The Cabinet paper is looking at the PKFZ scandal and we been waiting for the many investigations by many parties (MACC, police, cabinet, PAC, etc) to come to an end and get the ‘son-of-bitches’ (words inspired by General George S Patton) who have squandered the millions to be caught and punished severely.

The last thing we need is for the PKFZ scandal coming to a closure without anyone brought out into the open and be accountable. We do not need the loss of millions simply swept under the carpet in the usual Malaysia Boleh spirit.

On the Selcat, it is being attacked from, not a big surprise, Khir Toyo and seems to be in collusion with PAS’ Hasan Ali (increasingly becoming the oddball in the Pakatan Rakyat coalition)

The latest spat over Selangor’s Committee for Competency, Accountability and Transparency (Selcat) shows that there is a power tussle between the Mentri Besar and state assembly Speaker, says Datuk Seri Dr Mohd Khir Toyo.

Once again Khir Toyo is playing the racial card to overshadow the ‘good’ work that Selcat have done to date to uncover the blatant corruption and misuse of public funds during Khir Toyo’s helm at the administration of the state. One must admit that if not for change of state government, the blatant use of public funds would have gone unnoticed.

Hasan Ali said:-

“Investigations which involved degrading methods that affect the dignity of the people being questioned and elements of pressure did not reflect the philosophy of Selcat,” he said in a statement yesterday.

As a result of such tactics, he said many senior civil servants had lost their sense of self-worth and their morale was low.

Hasan Ali may have good points in his argument to improve Selcat but the problem is if many senior civil servants have done their job well and without the inclination to still work for or being pressured by the previous government, we will not be hearing blatant and gross recklessness like this:-

A district officer today revealed that Barisan National (BN) assemblymen under his jurisdiction had misused their state allocations ahead of the March 8 general elections last year.

Earlier Petaling District Officer Datuk Zulkepli Ahmad was at a loss to explain how approval for state allocations for BN lawmakers was given even after the state assembly was dissolved and even after the new PR state government was sworn-in.

There was a clear case of misuse of public funds in both cases – PKFZ scandal and in the findings of Selcat.
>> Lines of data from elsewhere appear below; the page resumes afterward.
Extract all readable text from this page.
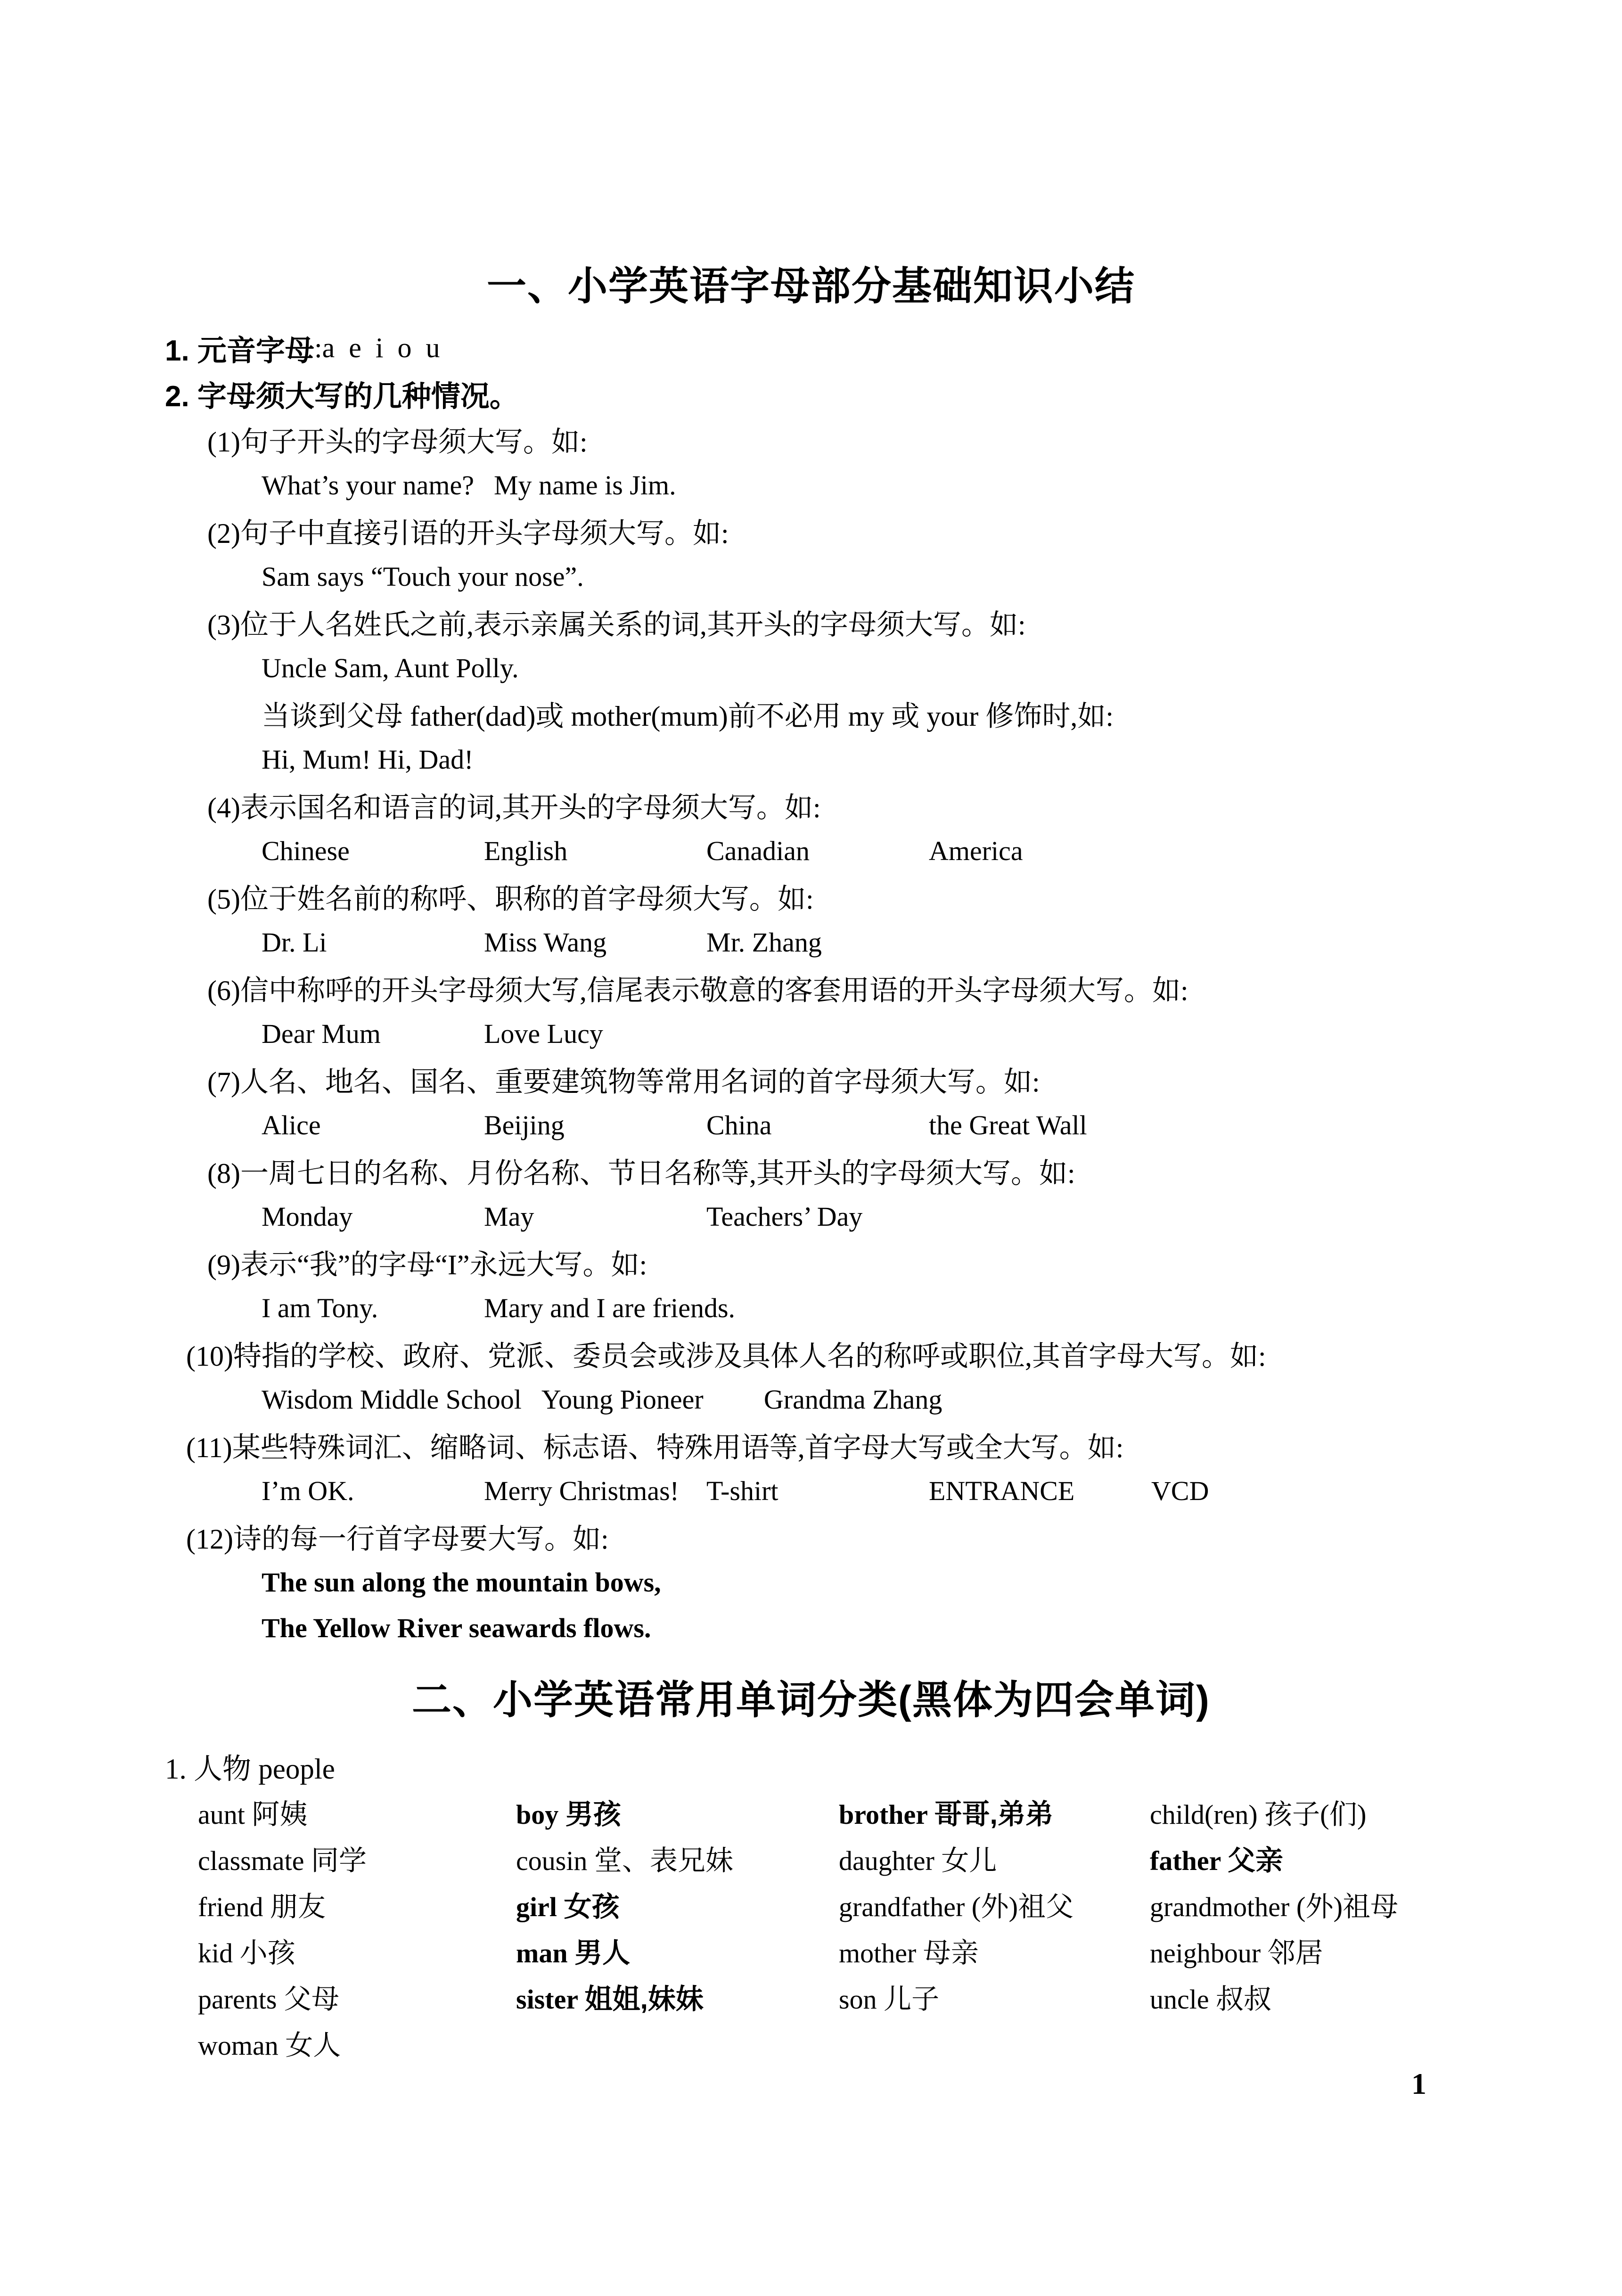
一、小学英语字母部分基础知识小结
1. 元音字母 :a  e  i  o  u
2. 字母须大写的几种情况。
(1)句子开头的字母须大写。如:
What’s your name? My name is Jim.
(2)句子中直接引语的开头字母须大写。如:
Sam says “Touch your nose”.
(3)位于人名姓氏之前,表示亲属关系的词,其开头的字母须大写。如:
Uncle Sam, Aunt Polly.
当谈到父母 father(dad)或 mother(mum)前不必用 my 或 your 修饰时,如:
Hi, Mum! Hi, Dad!
(4)表示国名和语言的词,其开头的字母须大写。如:
Chinese	English	Canadian	America
(5)位于姓名前的称呼、职称的首字母须大写。如:
Dr. Li	Miss Wang	Mr. Zhang
(6)信中称呼的开头字母须大写,信尾表示敬意的客套用语的开头字母须大写。如:
Dear Mum	Love Lucy
(7)人名、地名、国名、重要建筑物等常用名词的首字母须大写。如:
Alice	Beijing	China	the Great Wall
(8)一周七日的名称、月份名称、节日名称等,其开头的字母须大写。如:
Monday	May	Teachers’ Day
(9)表示“我”的字母“I”永远大写。如:
I am Tony.	Mary and I are friends.
(10)特指的学校、政府、党派、委员会或涉及具体人名的称呼或职位,其首字母大写。如:
Wisdom Middle School Young Pioneer	Grandma Zhang
(11)某些特殊词汇、缩略词、标志语、特殊用语等,首字母大写或全大写。如:
I’m OK.	Merry Christmas! T-shirt	ENTRANCE	VCD
(12)诗的每一行首字母要大写。如:
The sun along the mountain bows,
The Yellow River seawards flows.
二、小学英语常用单词分类(黑体为四会单词)
1. 人物 people
aunt 阿姨	boy 男孩	brother 哥哥,弟弟	child(ren) 孩子(们)
classmate 同学	cousin 堂、表兄妹	daughter 女儿	father 父亲
friend 朋友	girl 女孩	grandfather (外)祖父	grandmother (外)祖母
kid 小孩	man 男人	mother 母亲	neighbour 邻居
parents 父母	sister 姐姐,妹妹	son 儿子	uncle 叔叔
woman 女人
1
What is yet to be finalised is the extent and the implications.

In recent developments in both cases, what is being feared is whether the truth will be lost and the guilty ones will get away unpunished, once again. In Malaysia, despite being more developed country and have a developed arms of government and having specialised enforcement agencies like the MACC (previously ACA), we are not much better than some 3rd world countries where corruption rules and no one ends up being accountable or answerable.

It is akin to the mission to Mars – there is a lot of work to be done and change of attitude before we can say we are corruption free country. Otherwise it will be the loss of millions year in, year out.